Sphingolipids regulate several aspects of cell behavior and it has been demonstrated that cells adjust their sphingolipid metabolism in response to metabolic needs. Particularly, sphingosine-1-phosphate (S1P), a final product of sphingolipid metabolism, is a potent bioactive lipid involved in the regulation of various cellular processes, including cell proliferation, cell migration, actin cytoskeletal reorganization and cell adhesion. In previous work in rat renal papillae, we showed that sphingosine kinase (SK) expression and S1P levels are developmentally regulated and control de novo sphingolipid synthesis. The aim of the present study was to evaluate the participation of SK/S1P pathway in the triggering of cell differentiation by external hypertonicity. We found that hypertonicity evoked a sharp decrease in SK expression, thus activating the de novo sphingolipid synthesis pathway. Furthermore, the inhibition of SK activity evoked a relaxation of cell-cell adherens junction (AJ) with accumulation of the AJ complex (E-cadherin/β-catenin/α-catenin) in the Golgi complex, preventing the acquisition of the differentiated cell phenotype. This phenotype alteration was a consequence of a sphingolipid misbalance with an increase in ceramide levels. Moreover, we found that SNAI1 and SNAI2 were located in the cell nucleus with impairment of cell differentiation induced by SK inhibition, a fact that is considered a biochemical marker of epithelial to mesenchymal transition. So, we suggest that the expression and activity of SK1, but not SK2, act as a control system, allowing epithelial cells to synchronize the various branches of sphingolipid metabolism for an adequate cell differentiation program.

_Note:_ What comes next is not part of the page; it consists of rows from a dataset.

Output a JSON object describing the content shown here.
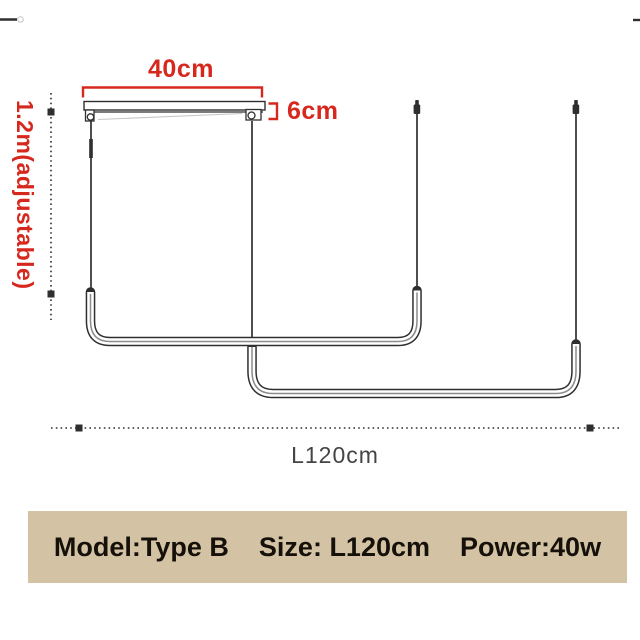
{
  "diagram": {
    "labels": {
      "width": "40cm",
      "canopy_height": "6cm",
      "drop_height": "1.2m(adjustable)",
      "length": "L120cm"
    },
    "parts": {
      "canopy": "ceiling-mount-bar",
      "suspension_wires": 4,
      "light_bars": 2
    }
  },
  "banner": {
    "model": "Model:Type B",
    "size": "Size: L120cm",
    "power": "Power:40w"
  },
  "colors": {
    "accent_red": "#d7281e",
    "line": "#2f2f2f",
    "banner_bg": "#d3c3a4",
    "banner_text": "#15100a",
    "muted_text": "#444444"
  }
}
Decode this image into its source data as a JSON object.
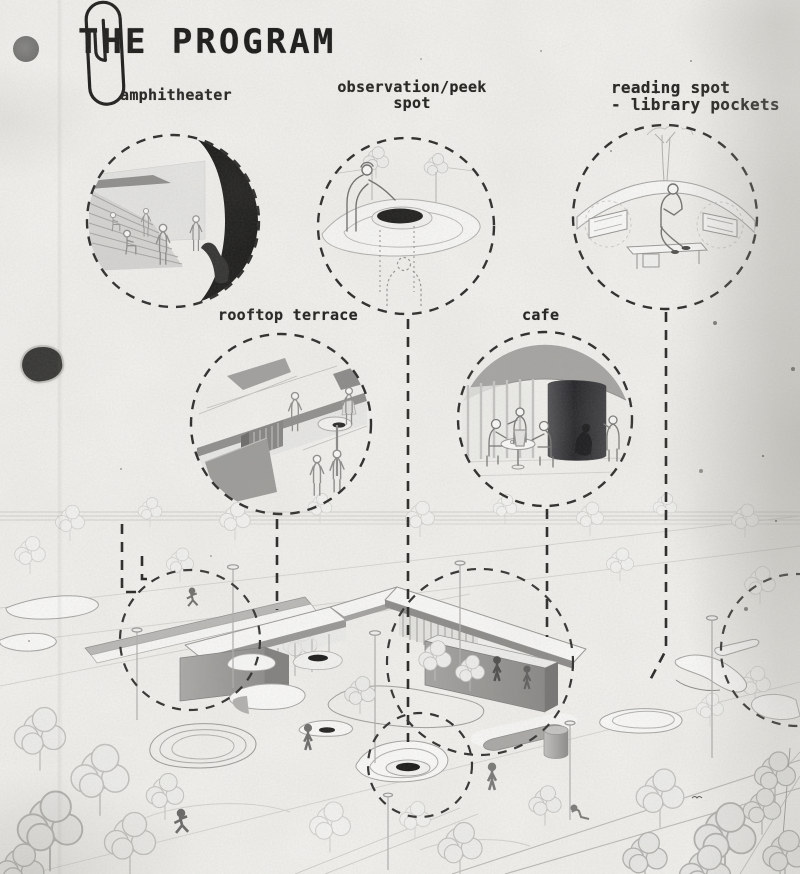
{
  "title": "THE PROGRAM",
  "vignettes": [
    {
      "id": "amphitheater",
      "label": "amphitheater"
    },
    {
      "id": "observation-peek-spot",
      "label": "observation/peek\nspot"
    },
    {
      "id": "reading-spot",
      "label": "reading spot\n- library pockets"
    },
    {
      "id": "rooftop-terrace",
      "label": "rooftop terrace"
    },
    {
      "id": "cafe",
      "label": "cafe"
    }
  ],
  "colors": {
    "paper": "#f4f3f0",
    "ink": "#161615",
    "dashed_line": "#242423",
    "dark_fill": "#181817",
    "mid_gray": "#989795",
    "light_line": "#c9c8c5",
    "silhouette": "#6b6b69",
    "hole_punch": "#707070"
  }
}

鞘脂类（Sphingolipids）调控细胞行为的多个方面，已有研究证实细胞可根据代谢需求调整其鞘脂代谢过程。尤为关键的是，1-磷酸鞘氨醇（sphingosine-1-phosphate, S1P）作为鞘脂代谢的终产物，是一种强效生物活性脂质，参与调控包括细胞增殖、细胞迁移、肌动蛋白细胞骨架重排以及细胞黏附在内的多种细胞进程。在以往针对大鼠肾乳头的研究中，本团队证实鞘氨醇激酶（sphingosine kinase, SK）的表达及S1P水平受发育调控，并可调控鞘脂的从头合成途径。本研究旨在探讨SK/S1P通路在外界高渗刺激触发细胞分化过程中的参与作用。研究结果显示，高渗刺激可显著降低SK的表达，从而激活鞘脂的从头合成通路。此外，抑制SK活性可导致细胞间黏着连接（adherens junction, AJ）松弛，并使AJ复合物（E-钙粘蛋白/β-连环蛋白/α-连环蛋白）在高尔基体（Golgi complex）中蓄积，进而阻碍细胞分化表型的获得。这种表型改变源于鞘脂代谢失衡及神经酰胺水平升高。此外，本团队还发现，SK抑制诱导的细胞分化受损时，SNAI1与SNAI2会定位于细胞核内，这一现象被视为上皮间质转化（epithelial to mesenchymal transition）的生化标志物。据此，本研究认为SK1而非SK2的表达与活性可作为调控系统，使上皮细胞能够协同调控鞘脂代谢的各个分支，以完成正常的细胞分化程序。